Symptom Targeted Intervention (STI) is a treatment model that social workers can use to assist patients who are suffering from emotional distress. STI was developed in 2010 to help dialysis patients who are depressed but unwilling or unable to seek outpatient mental health treatment. Although STI was initially developed to use with depressed ESRD patients, its use has expanded to other medical settings and to patients with other chronic diseases.

Using STI, the social worker helps the patient identify the most problematic symptom of their emotional distress (such as depressed mood, insomnia, anxiety, rumination, negative thinking, social isolation, fatigue or irritability), then together the social worker and patient address that symptom using STI’s evidenced-based selection of brief cognitive, behavioral, and mindfulness interventions. Although STI is patient-driven, with the patient choosing the targeted symptom, the process is directed by the social worker to ensure brief and focused sessions. The average STI session is 20 minutes.
 

Defined approach

A defining aspect of STI is the focus on only one symptom. This happened organically when the developer tried to do cognitive–behavioral therapy (CBT) with patients in the dialysis clinic, but found that there were too many interruptions and not enough time for a medical social worker to do 50 minute CBT sessions. So social workers began focusing on one symptom at a time out of necessity.

There are some benefits to focusing on only one symptom. First, emotionally distressed people often feel overwhelmed by their psychological and psychosocial problems. With a focus on only one symptom, the patient and clinician are less likely to feel overwhelmed by the patient’s myriad problems.

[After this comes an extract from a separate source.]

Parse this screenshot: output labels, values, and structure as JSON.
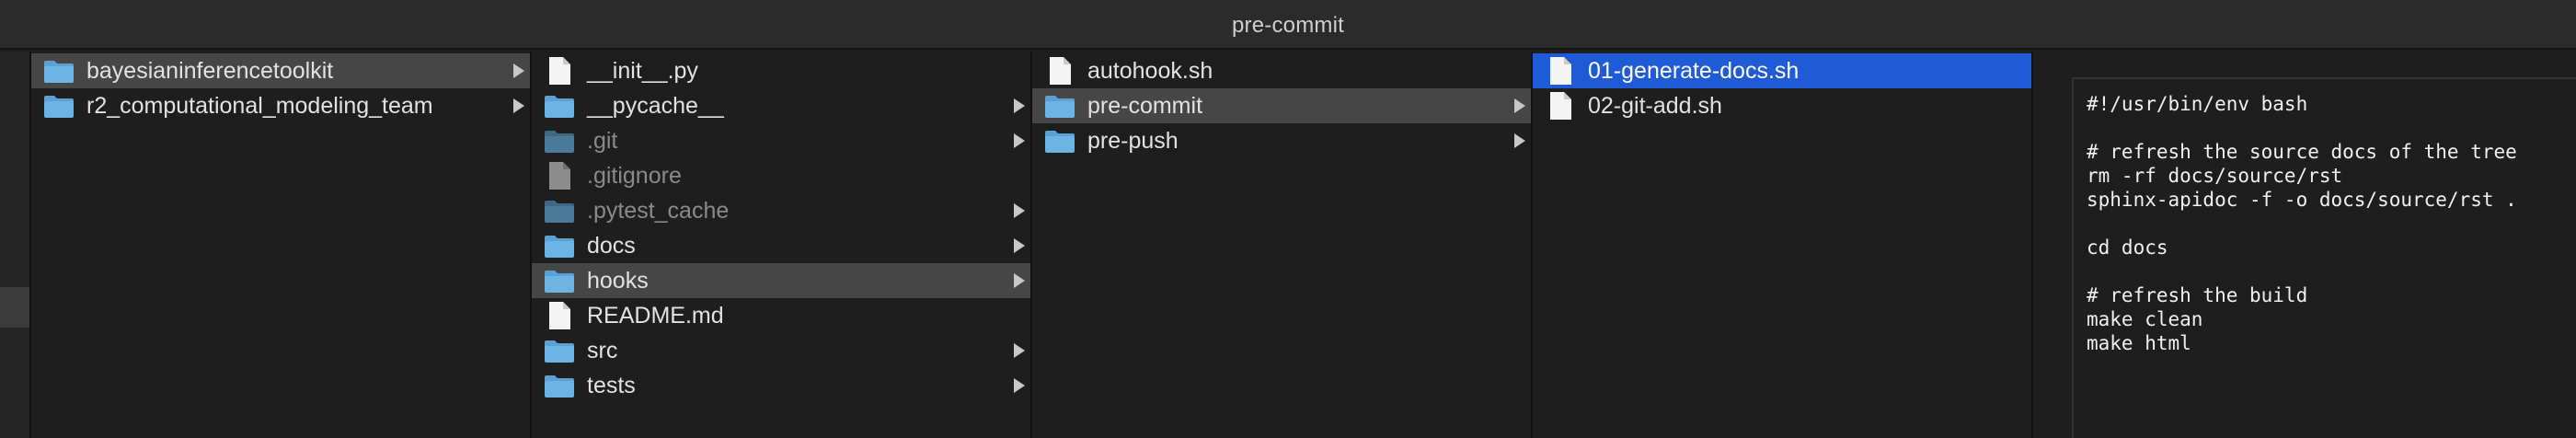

Second, a focus on one symptom allows the clinician to focus the interactions and not get derailed into talking about other issues or problems, many of which may be chronic and time consuming with no easy solution.

Interestingly, improvement in the targeted symptom begins a domino effect and other symptoms improve as well. The patient frequently starts to feel confident and hopeful, changing their negative internal thoughts about themselves and their situation. The underlying intellectual premise of STI is systems theory. Systems theory considers a system as a set of interacting and independent parts. When one part of the system is altered, the entire system changes. If depression is a system comprised of various symptoms, when one of the symptoms improves, the entire trajectory of the depressive episode is transformed.
 

How it works

To start the STI process, the targeted symptom is identified and then the social worker provides psychoeducation about the thought/mood/behavior connection using the cognitive triangle as a teaching tool to illustrate the relationship. This helps the patient understand the need to change either their behaviors or thoughts. Through discussion, the social worker picks a particular cognitive, behavioral or mindfulness intervention, teaches the patient how to use the intervention and then suggests the patient experiment with the intervention using a chosen homework assignment. The patient then reads more about the intervention and the thought/mood/behavior connection in the STI Handbook, which they can take home.

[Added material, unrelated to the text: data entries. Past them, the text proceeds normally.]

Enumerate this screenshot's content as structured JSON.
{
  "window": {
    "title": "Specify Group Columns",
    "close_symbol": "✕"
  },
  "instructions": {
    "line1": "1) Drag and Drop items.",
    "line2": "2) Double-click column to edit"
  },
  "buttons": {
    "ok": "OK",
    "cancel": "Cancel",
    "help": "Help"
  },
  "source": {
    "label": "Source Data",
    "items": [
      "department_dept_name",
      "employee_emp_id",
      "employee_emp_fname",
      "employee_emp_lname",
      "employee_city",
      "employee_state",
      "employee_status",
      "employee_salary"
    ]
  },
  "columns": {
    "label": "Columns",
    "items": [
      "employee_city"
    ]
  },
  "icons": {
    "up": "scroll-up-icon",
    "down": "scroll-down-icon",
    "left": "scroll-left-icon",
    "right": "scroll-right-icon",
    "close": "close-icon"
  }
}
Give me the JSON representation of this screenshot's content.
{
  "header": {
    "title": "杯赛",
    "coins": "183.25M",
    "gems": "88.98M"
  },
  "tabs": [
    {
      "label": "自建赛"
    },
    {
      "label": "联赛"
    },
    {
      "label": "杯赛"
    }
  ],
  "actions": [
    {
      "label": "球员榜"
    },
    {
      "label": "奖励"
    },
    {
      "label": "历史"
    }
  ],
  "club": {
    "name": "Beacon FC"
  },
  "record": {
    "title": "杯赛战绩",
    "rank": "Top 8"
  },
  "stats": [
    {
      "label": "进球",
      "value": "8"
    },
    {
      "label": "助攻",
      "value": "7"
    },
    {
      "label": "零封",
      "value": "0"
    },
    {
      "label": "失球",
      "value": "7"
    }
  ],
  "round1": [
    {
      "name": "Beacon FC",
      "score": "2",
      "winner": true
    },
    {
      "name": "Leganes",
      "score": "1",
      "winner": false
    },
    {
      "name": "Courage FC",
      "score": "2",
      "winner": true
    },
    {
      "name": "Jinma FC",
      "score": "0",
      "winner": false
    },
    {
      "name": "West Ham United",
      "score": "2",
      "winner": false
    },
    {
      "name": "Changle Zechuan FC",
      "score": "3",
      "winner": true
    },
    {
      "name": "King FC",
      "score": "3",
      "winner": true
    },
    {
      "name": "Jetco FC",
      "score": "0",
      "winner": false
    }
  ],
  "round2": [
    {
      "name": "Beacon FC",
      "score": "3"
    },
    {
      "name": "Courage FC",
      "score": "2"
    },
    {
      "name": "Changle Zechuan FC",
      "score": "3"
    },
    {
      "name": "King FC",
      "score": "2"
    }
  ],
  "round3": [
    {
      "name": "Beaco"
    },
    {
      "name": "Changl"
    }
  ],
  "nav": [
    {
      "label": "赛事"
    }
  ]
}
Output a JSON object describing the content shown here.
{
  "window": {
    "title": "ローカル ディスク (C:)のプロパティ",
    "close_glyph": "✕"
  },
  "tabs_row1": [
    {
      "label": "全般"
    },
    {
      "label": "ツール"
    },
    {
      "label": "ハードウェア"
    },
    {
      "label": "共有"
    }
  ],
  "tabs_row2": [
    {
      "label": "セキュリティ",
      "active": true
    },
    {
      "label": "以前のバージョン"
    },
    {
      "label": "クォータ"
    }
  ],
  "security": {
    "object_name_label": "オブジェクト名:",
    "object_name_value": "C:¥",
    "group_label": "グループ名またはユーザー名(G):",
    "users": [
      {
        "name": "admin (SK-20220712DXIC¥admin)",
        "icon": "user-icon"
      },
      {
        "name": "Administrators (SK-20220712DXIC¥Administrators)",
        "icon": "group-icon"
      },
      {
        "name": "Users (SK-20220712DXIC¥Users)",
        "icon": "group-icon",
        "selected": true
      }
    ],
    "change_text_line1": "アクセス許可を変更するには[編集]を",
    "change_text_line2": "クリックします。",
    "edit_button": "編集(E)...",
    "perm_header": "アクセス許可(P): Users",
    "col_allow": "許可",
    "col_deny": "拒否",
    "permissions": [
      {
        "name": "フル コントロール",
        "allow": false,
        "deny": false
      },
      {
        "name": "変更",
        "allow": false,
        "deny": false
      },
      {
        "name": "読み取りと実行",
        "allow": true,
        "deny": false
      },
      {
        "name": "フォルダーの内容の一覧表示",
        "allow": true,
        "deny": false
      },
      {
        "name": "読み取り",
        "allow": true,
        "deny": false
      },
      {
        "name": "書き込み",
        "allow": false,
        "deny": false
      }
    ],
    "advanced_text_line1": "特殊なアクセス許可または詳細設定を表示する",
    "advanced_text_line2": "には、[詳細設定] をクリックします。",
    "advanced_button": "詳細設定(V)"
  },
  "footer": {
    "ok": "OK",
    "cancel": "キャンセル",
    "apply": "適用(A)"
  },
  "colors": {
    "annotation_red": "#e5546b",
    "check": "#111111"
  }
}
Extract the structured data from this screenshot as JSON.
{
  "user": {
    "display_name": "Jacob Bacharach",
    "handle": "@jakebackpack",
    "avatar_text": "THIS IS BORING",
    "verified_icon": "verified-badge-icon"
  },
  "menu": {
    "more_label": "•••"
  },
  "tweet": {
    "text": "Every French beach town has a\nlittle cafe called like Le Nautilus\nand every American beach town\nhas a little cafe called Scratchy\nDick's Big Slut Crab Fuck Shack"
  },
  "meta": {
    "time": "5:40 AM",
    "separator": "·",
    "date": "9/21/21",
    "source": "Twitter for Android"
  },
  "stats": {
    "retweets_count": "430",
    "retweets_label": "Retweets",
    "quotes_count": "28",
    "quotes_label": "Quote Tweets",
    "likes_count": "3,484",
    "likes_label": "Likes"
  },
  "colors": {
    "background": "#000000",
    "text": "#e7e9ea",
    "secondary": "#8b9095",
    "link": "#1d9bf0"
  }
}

Within a week of the meeting, whenever possible, the social worker follows up with the patient to find out how they are feeling, what has improved and what have they observed or noticed. If there is no positive change, the original intervention should be altered or even changed. Some patients are more receptive to working with their thoughts, while others might benefit more from behavioral interventions and some patients really enjoy the mindfulness exercises. A benefit of STI is flexibility in the use of the interventions with a tacit acknowledgement that each patient responds differently to different interventions. If one intervention doesn’t work, there are many others to try.

In every STI interaction, there is a focus on partnering with the patient to resolve the symptom and improve their distress. The social worker conveys a sense of confidence in helping the patient find something that works since positive expectancy is an integral component of therapeutic success. A focus on the non-specific, relational elements of the social worker/patient interaction is an important feature of STI. To facilitate this and address the underlying clinical processes, social workers are encouraged to join an STI webinar case conferencing and training group. These virtual groups teach the content and process of integrating STI into clinical practice through case discussion and content review.

Participants in a recent STI webinar training group completed a survey on the perceived value and effectiveness of STI discussion and case conferencing webinars. The results of this study will be published in the June edition of Nephrology News and Issues.